© Michel Durigneux

James Sacré

James Sacré est né en 1939 dans une petite ferme vendéenne. où il passe son enfance et son adolescence. 

Instituteur, puis instituteur itinérant agricole, il part aux Etats-Unis en 1965, après une année à l’université de Caen où il prépare propédeutique Lettres. Il continue des études de Lettres à l’université jésuite de Boston (Boston College). Il obtient un doctorat (PhD) avec une thèse sur la poésie de la fin du seizième siècle français. Il enseigne alors la langue et la littérature française dans un établissement universitaire du Massachusetts (Smith College) de 1972 à 2000.

Son premier livre publié, Relation paraît en 1965. Durant ces mêmes années, lil assiste à un séminaire de Gérard Genette et participe surtout à ceux de Greimas à l’Ecole des Hautes Études en Sciences Sociales, ou au Centro Internazionale di Semiotica e di Linguistica d’Urbino en Italie.

La revue Promesse accueille mes poèmes avant son départ de France. L’évolution de cette revue, passant du lyrisme de René-Guy Cadou, à la poésie teintée de philosophie de Michel Deguy puis au formalisme telquellien lui permet, éloigné des querelles littéraires franco-françaises, de mêler sans complexe dans ses livres un lyrisme très redevable au vocabulaire acquis au village fermier de Cougou à des interrogations, sur la langue et le poème, nourries de l’enseignement de Greimas.

Il apprend beaucoup en participant à de nombreuses revues qui lui font rencontrer poètes et peintres : Mensuel 25 en Belgique, Exit avec Jean-Marie Gibbal, Poésie que dirige Pierre Dubrunquez chez Seghers,  la revue Oracl qui a pris la suite de Promesse, Le Nouveau Recueil et encore les plusieurs revues dirigées par Liliane Giraudon et celles de Maryline Desbiolles, la revue Nu(e) de Béatrice Bonhomme et Hervé Bosio, d’autres encore.
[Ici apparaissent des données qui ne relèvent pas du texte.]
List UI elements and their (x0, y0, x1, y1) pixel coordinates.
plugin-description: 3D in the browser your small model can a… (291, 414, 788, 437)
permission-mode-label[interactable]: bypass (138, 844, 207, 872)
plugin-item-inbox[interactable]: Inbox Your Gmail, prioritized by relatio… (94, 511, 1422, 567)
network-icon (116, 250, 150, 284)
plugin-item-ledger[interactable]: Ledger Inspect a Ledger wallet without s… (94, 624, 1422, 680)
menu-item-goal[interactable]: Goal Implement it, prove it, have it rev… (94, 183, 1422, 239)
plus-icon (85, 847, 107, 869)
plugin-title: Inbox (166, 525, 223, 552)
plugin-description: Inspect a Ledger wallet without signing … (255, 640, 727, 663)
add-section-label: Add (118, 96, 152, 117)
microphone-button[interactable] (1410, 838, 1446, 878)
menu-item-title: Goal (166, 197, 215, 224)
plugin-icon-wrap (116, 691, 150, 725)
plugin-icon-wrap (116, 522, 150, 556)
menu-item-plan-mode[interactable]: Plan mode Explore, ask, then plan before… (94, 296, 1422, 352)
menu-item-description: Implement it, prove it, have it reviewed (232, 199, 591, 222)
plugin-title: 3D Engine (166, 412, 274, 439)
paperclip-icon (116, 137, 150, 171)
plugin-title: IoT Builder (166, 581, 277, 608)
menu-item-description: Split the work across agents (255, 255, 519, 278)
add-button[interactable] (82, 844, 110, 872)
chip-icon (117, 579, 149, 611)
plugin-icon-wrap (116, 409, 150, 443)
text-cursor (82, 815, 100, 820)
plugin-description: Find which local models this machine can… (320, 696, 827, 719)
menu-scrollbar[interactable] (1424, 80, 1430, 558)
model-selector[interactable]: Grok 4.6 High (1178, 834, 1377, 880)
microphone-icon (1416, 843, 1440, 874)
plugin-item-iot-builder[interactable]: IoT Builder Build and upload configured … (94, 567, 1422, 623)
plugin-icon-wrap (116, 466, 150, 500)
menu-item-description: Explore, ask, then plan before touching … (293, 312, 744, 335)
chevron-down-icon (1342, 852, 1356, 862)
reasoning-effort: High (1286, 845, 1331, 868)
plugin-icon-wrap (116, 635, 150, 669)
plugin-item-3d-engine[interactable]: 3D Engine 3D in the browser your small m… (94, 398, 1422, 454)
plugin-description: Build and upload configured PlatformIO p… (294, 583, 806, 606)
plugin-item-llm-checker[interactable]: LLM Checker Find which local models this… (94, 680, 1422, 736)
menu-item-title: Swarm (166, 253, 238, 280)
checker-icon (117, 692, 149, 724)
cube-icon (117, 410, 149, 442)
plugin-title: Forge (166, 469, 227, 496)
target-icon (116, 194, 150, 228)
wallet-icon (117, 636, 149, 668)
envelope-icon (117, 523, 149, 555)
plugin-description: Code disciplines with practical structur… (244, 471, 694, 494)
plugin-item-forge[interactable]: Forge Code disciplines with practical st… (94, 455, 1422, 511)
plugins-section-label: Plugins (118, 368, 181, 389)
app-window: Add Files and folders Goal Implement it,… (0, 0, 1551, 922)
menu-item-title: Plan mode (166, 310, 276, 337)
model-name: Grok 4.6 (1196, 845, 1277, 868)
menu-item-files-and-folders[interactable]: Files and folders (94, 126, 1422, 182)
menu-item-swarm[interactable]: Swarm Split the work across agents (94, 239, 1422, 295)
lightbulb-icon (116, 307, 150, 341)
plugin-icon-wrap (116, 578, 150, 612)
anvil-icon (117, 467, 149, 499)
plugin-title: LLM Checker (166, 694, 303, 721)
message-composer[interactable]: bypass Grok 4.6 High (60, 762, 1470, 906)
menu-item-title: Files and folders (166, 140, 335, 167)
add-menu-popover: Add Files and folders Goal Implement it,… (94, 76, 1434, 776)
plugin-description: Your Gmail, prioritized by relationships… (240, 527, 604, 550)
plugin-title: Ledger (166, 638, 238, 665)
Il y aura aussi les éditions André Dimanche, Collectif Génération qu’anime Gervais Jassaud, Le Dé bleu de Louis Dubost, les éditions Obsidiane avec François Boddaert et ses amis, Le Castor Astral , les éditions Tarabuste et leur revue Triages, et beaucoup d’autres. Ce sont à chaque fois des rencontres avec de nombreux poètes, et la découverte de beaucoup de façons de peindre et d’écrire. Et cette aventure continue jusqu’à aujourd’hui avec de nouveaux éditeurs (Le Temps qu’il fait, Aencrages & Co, La Dragonne, Méridianes, Voix d’encre, Le Réalgar…

Ses influences sont diverses:  Saint-John Perse, Jouve, Bonnefoy qu’il rencontre aux États-Unis, mais aussi Ponge, Georges Schéhadé, Gustave Roud et  Gaston Chaissac.
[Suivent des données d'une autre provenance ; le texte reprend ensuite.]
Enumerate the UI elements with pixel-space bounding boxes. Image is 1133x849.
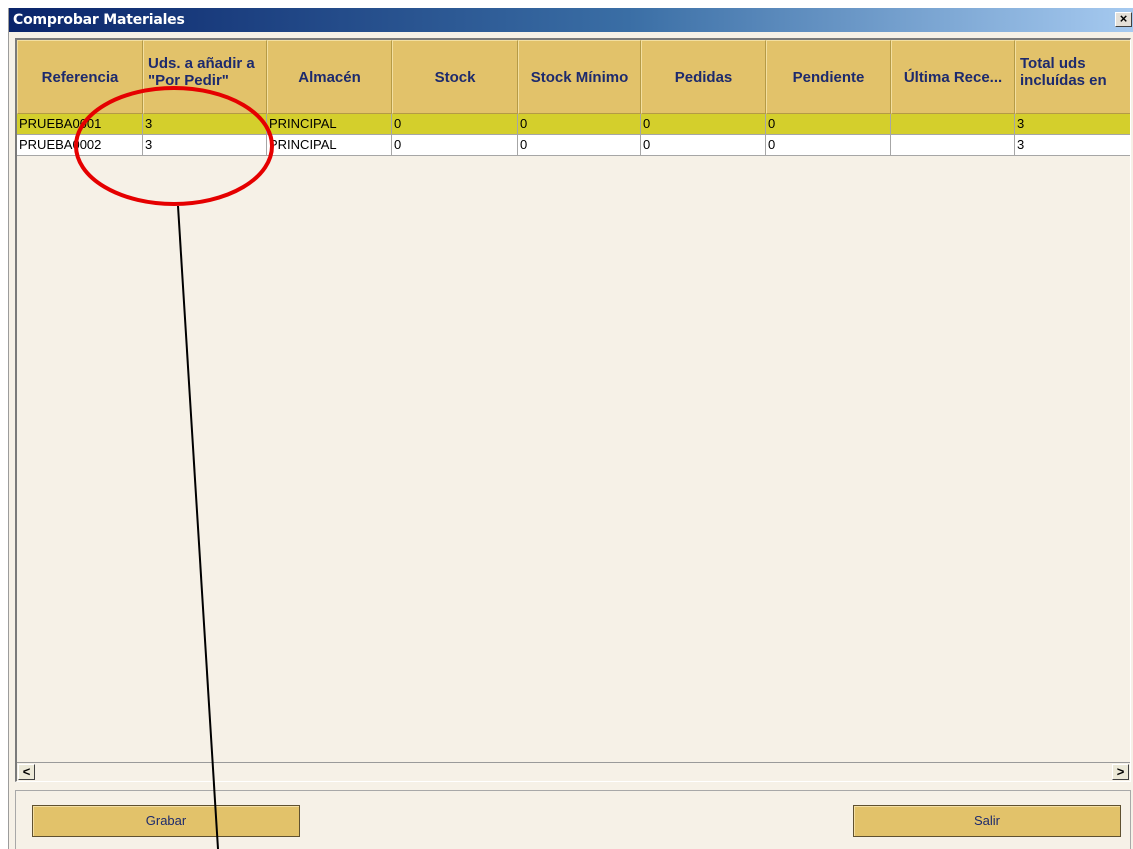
cell-referencia[interactable]: PRUEBA0002 <box>17 135 143 156</box>
cell-stock[interactable]: 0 <box>392 114 518 135</box>
button-bar: Grabar Salir <box>15 790 1131 849</box>
cell-ultima-recepcion[interactable] <box>891 135 1015 156</box>
cell-stock[interactable]: 0 <box>392 135 518 156</box>
cell-total-uds[interactable]: 3 <box>1015 135 1130 156</box>
column-header-stock-minimo[interactable]: Stock Mínimo <box>518 40 641 114</box>
comprobar-materiales-window: Comprobar Materiales × Referencia Uds. a… <box>8 8 1133 849</box>
column-header-almacen[interactable]: Almacén <box>267 40 392 114</box>
title-bar[interactable]: Comprobar Materiales × <box>9 8 1133 32</box>
horizontal-scrollbar[interactable]: < > <box>17 762 1130 781</box>
column-header-pedidas[interactable]: Pedidas <box>641 40 766 114</box>
close-button[interactable]: × <box>1115 12 1132 27</box>
cell-almacen[interactable]: PRINCIPAL <box>267 135 392 156</box>
table-header: Referencia Uds. a añadir a "Por Pedir" A… <box>17 40 1130 114</box>
cell-almacen[interactable]: PRINCIPAL <box>267 114 392 135</box>
scroll-left-arrow-icon[interactable]: < <box>18 764 35 780</box>
cell-pedidas[interactable]: 0 <box>641 135 766 156</box>
column-header-total-uds[interactable]: Total uds incluídas en <box>1015 40 1130 114</box>
window-title: Comprobar Materiales <box>13 12 185 28</box>
materials-grid: Referencia Uds. a añadir a "Por Pedir" A… <box>15 38 1131 782</box>
salir-button[interactable]: Salir <box>853 805 1121 837</box>
cell-total-uds[interactable]: 3 <box>1015 114 1130 135</box>
column-header-ultima-recepcion[interactable]: Última Rece... <box>891 40 1015 114</box>
column-header-pendiente[interactable]: Pendiente <box>766 40 891 114</box>
cell-uds-anadir[interactable]: 3 <box>143 114 267 135</box>
cell-stock-minimo[interactable]: 0 <box>518 135 641 156</box>
cell-pendiente[interactable]: 0 <box>766 135 891 156</box>
table-row[interactable]: PRUEBA0001 3 PRINCIPAL 0 0 0 0 3 <box>17 114 1130 135</box>
cell-uds-anadir[interactable]: 3 <box>143 135 267 156</box>
grabar-button[interactable]: Grabar <box>32 805 300 837</box>
cell-pendiente[interactable]: 0 <box>766 114 891 135</box>
column-header-stock[interactable]: Stock <box>392 40 518 114</box>
cell-ultima-recepcion[interactable] <box>891 114 1015 135</box>
cell-referencia[interactable]: PRUEBA0001 <box>17 114 143 135</box>
table-row[interactable]: PRUEBA0002 3 PRINCIPAL 0 0 0 0 3 <box>17 135 1130 156</box>
cell-pedidas[interactable]: 0 <box>641 114 766 135</box>
column-header-uds-anadir[interactable]: Uds. a añadir a "Por Pedir" <box>143 40 267 114</box>
column-header-referencia[interactable]: Referencia <box>17 40 143 114</box>
cell-stock-minimo[interactable]: 0 <box>518 114 641 135</box>
table-body: PRUEBA0001 3 PRINCIPAL 0 0 0 0 3 PRUEBA0… <box>17 114 1130 156</box>
scroll-right-arrow-icon[interactable]: > <box>1112 764 1129 780</box>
Il échange avec des critiques littéraires, des peintres, des graveurs ou des photographes pour des livres d’artiste, avec des traducteurs, et multiplie les invitations à lire en public dans des musées, des librairies, lors de festivals de poésie, en des lieux associatifs qui font vivre les poèmes, en prison, et aussi lors de rencontres avec des élèves et des étudiants à l’école comme à l’Université : tout un tissu essentiel pour résister au  silence quasi général autour des poètes dans les médias et la presse.  

Il revient en France en 2000 après un long temps vécu aux États-Unis, où il a pu se familiariser avec la poésie américaine, et où il a invité et enseigné des poètes québécois. Il vit aujourd’hui à Montpellier, nourri des voyages, des fraternités et des expériences passées en poésie. 

Publications récentes : 

Des objets nous accompagnent (ou l’inverse), PURH, 2025.  

Si la simplicité nous a quittés (Dix—sept poèmes, à cause de plusieurs linogravures de Raphaël Segura), Potentille, 2025.

Choix de poèmes, Unes, 2025.

Par des langues et des paysages, APIC, 2024.

Une fin d’après-midi continuée, trois livres “marocains”, Tarabuste, 2023.